In-depth Investigation of CDN: Part 2

Learn about content consistency mechanisms and the deployment of the proxy server in a CDN.

We'll cover the following

Content consistency in CDN
Deployment
- Placement of CDN proxy servers
CDN as a service
Specialized CDN
- Why Netflix built its CDN

Content consistency in CDN#

Data in the proxy servers should be consistent with data in the origin servers. There’s always a risk of users accessing stale data if the proxy servers don’t remain consistent with the origin servers. Different consistency mechanisms can be used to ensure consistency of data, depending on the push or pull model.

Periodic polling#

Using the pull model, proxy servers request the origin server periodically for updated data and change the content in the cache accordingly. When content changes infrequently, the polling approach consumes unnecessary bandwidth. Periodic polling uses time-to-refresh (TTR) to adjust the time period for requesting updated data from the origin servers.

Time-to-live (TTL)#

Because of the TTR, the proxy servers may uselessly request the origin servers for updated data. A better approach that could be employed to reduce the frequency of refresh messages is the time-to-live (TTL) approach. In this approach, each object has a TTL attribute assigned to it by the origin server. The TTL defines the expiration time of the content. The proxy servers serve the same data version to the users until that content expires. Upon expiration, the proxy server checks for an update with the origin server. If the data is changed, it gets the updated data from the origin server and then responds to the user’s requests with the updated data. Otherwise, it keeps the same data with an updated expiration time from the origin servers.

Leases#

The origin server grants a lease to the data sent to a proxy server using this technique. The lease denotes the time interval for which the origin server agrees to notify the proxy server if there’s any change in the data. The proxy server must send a message requesting a lease renewal after the expiration of the lease. The lease method helps to reduce the number of messages exchanged between the proxy and origin server. Additionally, the lease duration can be optimized dynamically according to the observed load on the proxy servers. This technique is referred to as an adaptive lease.

In the following section, we discuss where to place the CDN proxy server to transmit data effectively.

Deployment#

We have to be clear with the answers to the following questions before we instal the CDN facility:

What are the best locations to install proxy servers to maximally utilize CDN technology?
How many CDN proxy servers should we install?

Placement of CDN proxy servers#

The CDN proxy servers must be placed at network locations with good connectivity. See the options below:

On-premises represents a smaller data center that could be placed near major IXPs.
Off-premises represents placing CDN proxy servers in ISP’s networks.

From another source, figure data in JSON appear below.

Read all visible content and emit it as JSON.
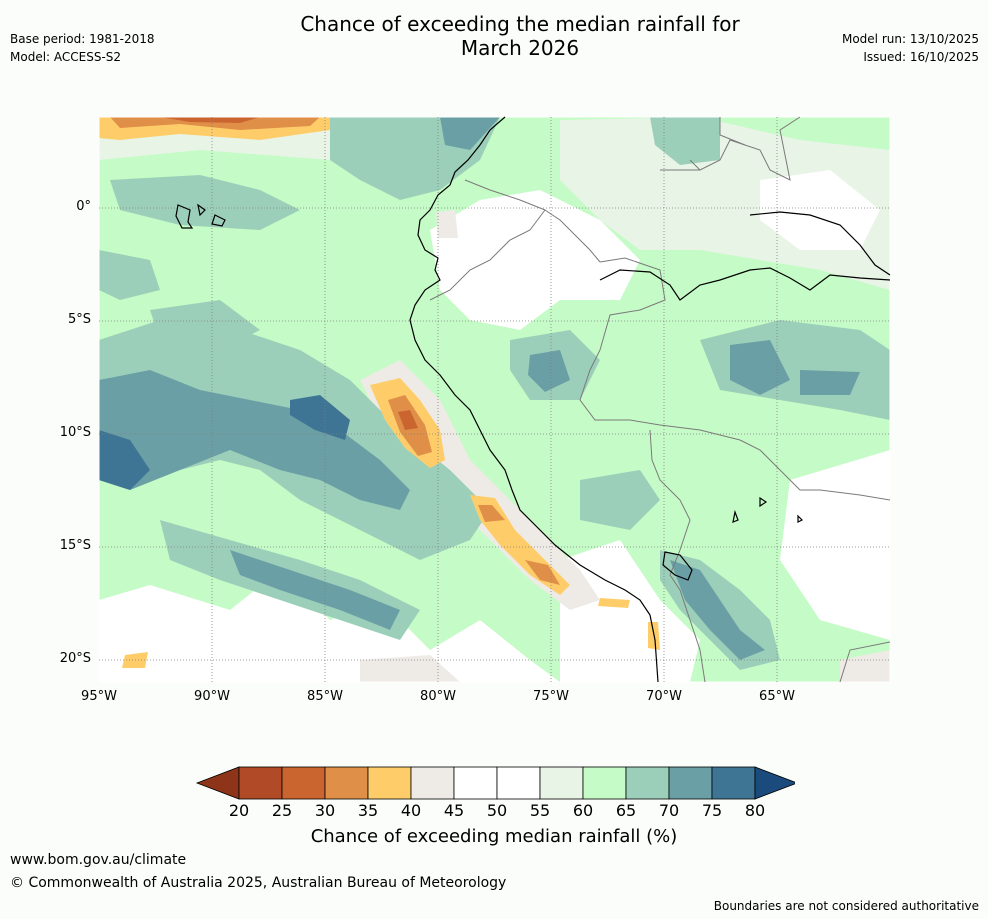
{
  "header": {
    "title_line1": "Chance of exceeding the median rainfall for",
    "title_line2": "March 2026",
    "base_period": "Base period: 1981-2018",
    "model": "Model: ACCESS-S2",
    "model_run": "Model run: 13/10/2025",
    "issued": "Issued: 16/10/2025"
  },
  "map": {
    "lat_labels": [
      "0°",
      "5°S",
      "10°S",
      "15°S",
      "20°S"
    ],
    "lon_labels": [
      "95°W",
      "90°W",
      "85°W",
      "80°W",
      "75°W",
      "70°W",
      "65°W"
    ],
    "region": "Peru and surrounding South America / eastern Pacific",
    "features": {
      "dry_band_coastal_peru": "30-40",
      "wet_band_offshore_pacific": "70-75",
      "northern_equatorial_dry": "30-40"
    }
  },
  "colorbar": {
    "ticks": [
      "20",
      "25",
      "30",
      "35",
      "40",
      "45",
      "50",
      "55",
      "60",
      "65",
      "70",
      "75",
      "80"
    ],
    "colors": [
      "#8e3419",
      "#b14a26",
      "#cb6530",
      "#e08f48",
      "#fecd6a",
      "#eeebe6",
      "#ffffff",
      "#ffffff",
      "#e8f4e6",
      "#c5fbc6",
      "#9ccfb9",
      "#6a9fa5",
      "#3f7594",
      "#1b4b7c"
    ],
    "label": "Chance of exceeding median rainfall (%)"
  },
  "footer": {
    "url": "www.bom.gov.au/climate",
    "copyright": "© Commonwealth of Australia 2025, Australian Bureau of Meteorology",
    "note": "Boundaries are not considered authoritative"
  }
}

Today, it might be feasible to keep a large portion of a movie’s data in a CDN infrastructure that’s housed inside an ISP. Still, for services like YouTube, data is so large and ever-expanding that it’s challenging to decide what we should put near a user. Google uses split TCP to reduce user-perceived delays by keeping persistent connections with huge TCP windows from the IXP-level infrastructure to their primary data centers. The client’s TCP requests terminate at the IXP-level infrastructure and are then forwarded on already established, low latency TCP connections.

Doing this substantially reduces client-perceived latency, which is due to the avoidance of the initial three-way handshake of TCP connection and slow-start stages to a host far away (had the client wanted to go to the primary data centers of Google). A round-trip delay to IXP is often very low. Therefore, three-way handshakes and slow starts at that level are negligible. Predictive push is a significant research field to decide what to push near the customers.

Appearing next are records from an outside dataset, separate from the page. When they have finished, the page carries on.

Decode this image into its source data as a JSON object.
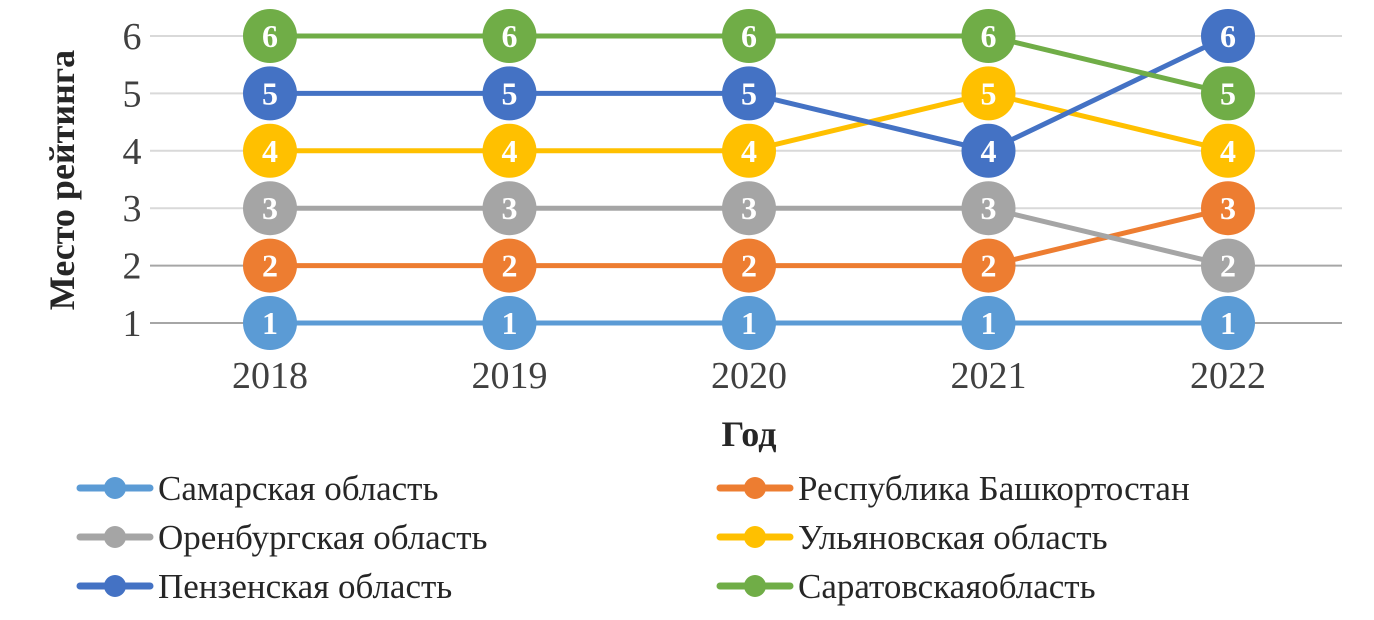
{
  "chart_data": {
    "type": "line",
    "title": "",
    "xlabel": "Год",
    "ylabel": "Место рейтинга",
    "categories": [
      "2018",
      "2019",
      "2020",
      "2021",
      "2022"
    ],
    "yticks": [
      "1",
      "2",
      "3",
      "4",
      "5",
      "6"
    ],
    "ylim": [
      1,
      6
    ],
    "grid": true,
    "legend_position": "bottom",
    "data_labels": true,
    "series": [
      {
        "name": "Самарская область",
        "color": "#5B9BD5",
        "values": [
          1,
          1,
          1,
          1,
          1
        ]
      },
      {
        "name": "Республика Башкортостан",
        "color": "#ED7D31",
        "values": [
          2,
          2,
          2,
          2,
          3
        ]
      },
      {
        "name": "Оренбургская область",
        "color": "#A5A5A5",
        "values": [
          3,
          3,
          3,
          3,
          2
        ]
      },
      {
        "name": "Ульяновская область",
        "color": "#FFC000",
        "values": [
          4,
          4,
          4,
          5,
          4
        ]
      },
      {
        "name": "Пензенская область",
        "color": "#4472C4",
        "values": [
          5,
          5,
          5,
          4,
          6
        ]
      },
      {
        "name": "Саратовскаяобласть",
        "color": "#70AD47",
        "values": [
          6,
          6,
          6,
          6,
          5
        ]
      }
    ]
  }
}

We can use measurements to facilitate the decision of proxy server placement. One such tool is ProxyTeller to decide where to place the proxy server and how many proxy servers are required to achieve high performance. ProxyTeller uses hit ratio, network bandwidth, and client-response time (latency) as performance parameters to decide the placement of proxy servers. Other greedy, random, and hotspot algorithms are also used for proxy server placements.

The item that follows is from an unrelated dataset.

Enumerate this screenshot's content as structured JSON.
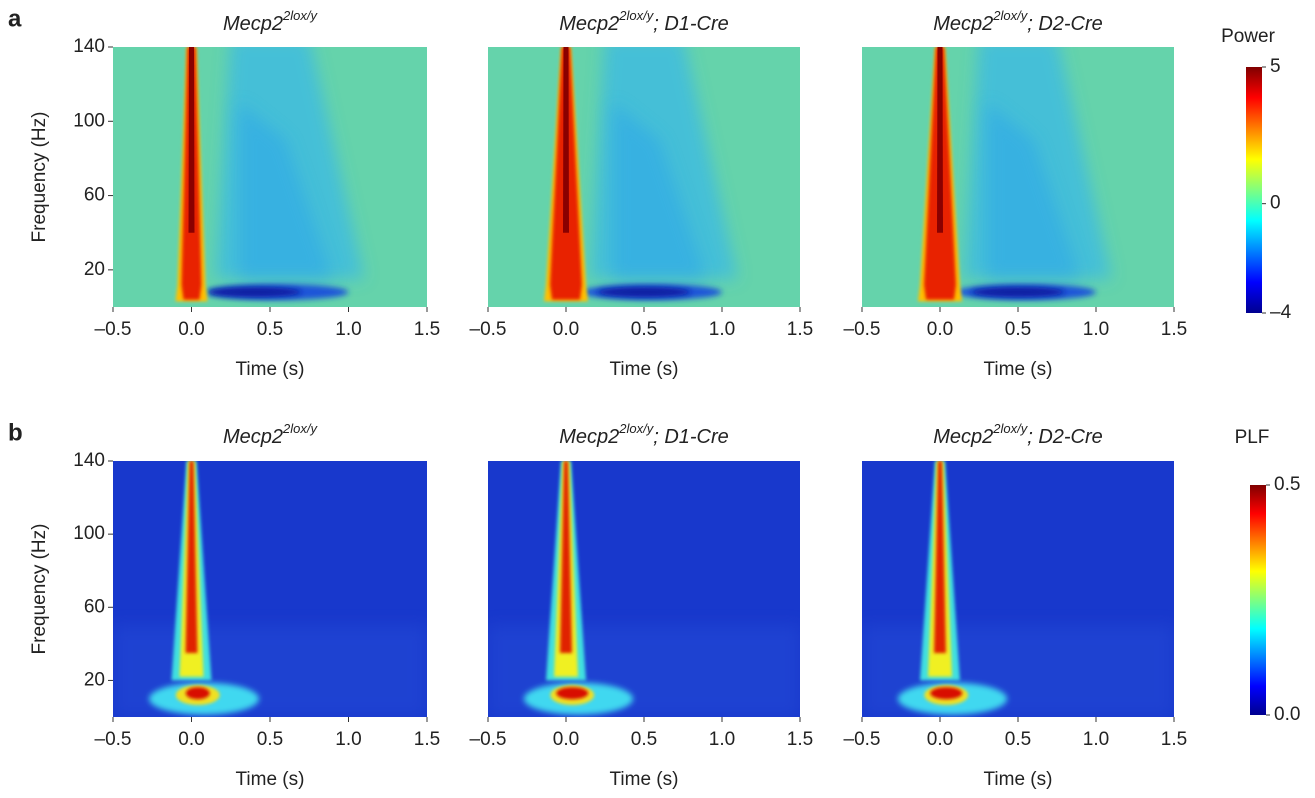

Note: Akamai and Netflix popularized the idea of keeping their CDN proxy servers inside the client’s ISPs. For many clients of Akamai, content is just one network hop away. On the other hand, Google also has its private CDN infrastructure but relies more on its servers near IXPs. One reason for this could be the sheer amount of data and the change patterns.

Point to Ponder

Question

What benefits could an ISP get by placing the CDN proxy servers inside their network?

Hide Answer

A CDN node cuts down the amount of external bandwidth that ISPs need and pay for. The SLA defined by ISPs with the proxy server providers may benefit the ISPs economically.
A CDN node improves responsiveness for the ISP’s customers, which makes the ISP’s customers happier. This gives them a competitive advantage over ISPs that don’t have a CDN node.
Bringing content closer to the users reduces data on the Internet core.

CDN as a service#

Most companies don’t build their own CDN. Instead, they use the services of a CDN provider, such as Akamai, Cloudflare, Fastly, and so on, to deliver their content. Similarly, players like AWS make it possible for anyone to use a global CDN facility.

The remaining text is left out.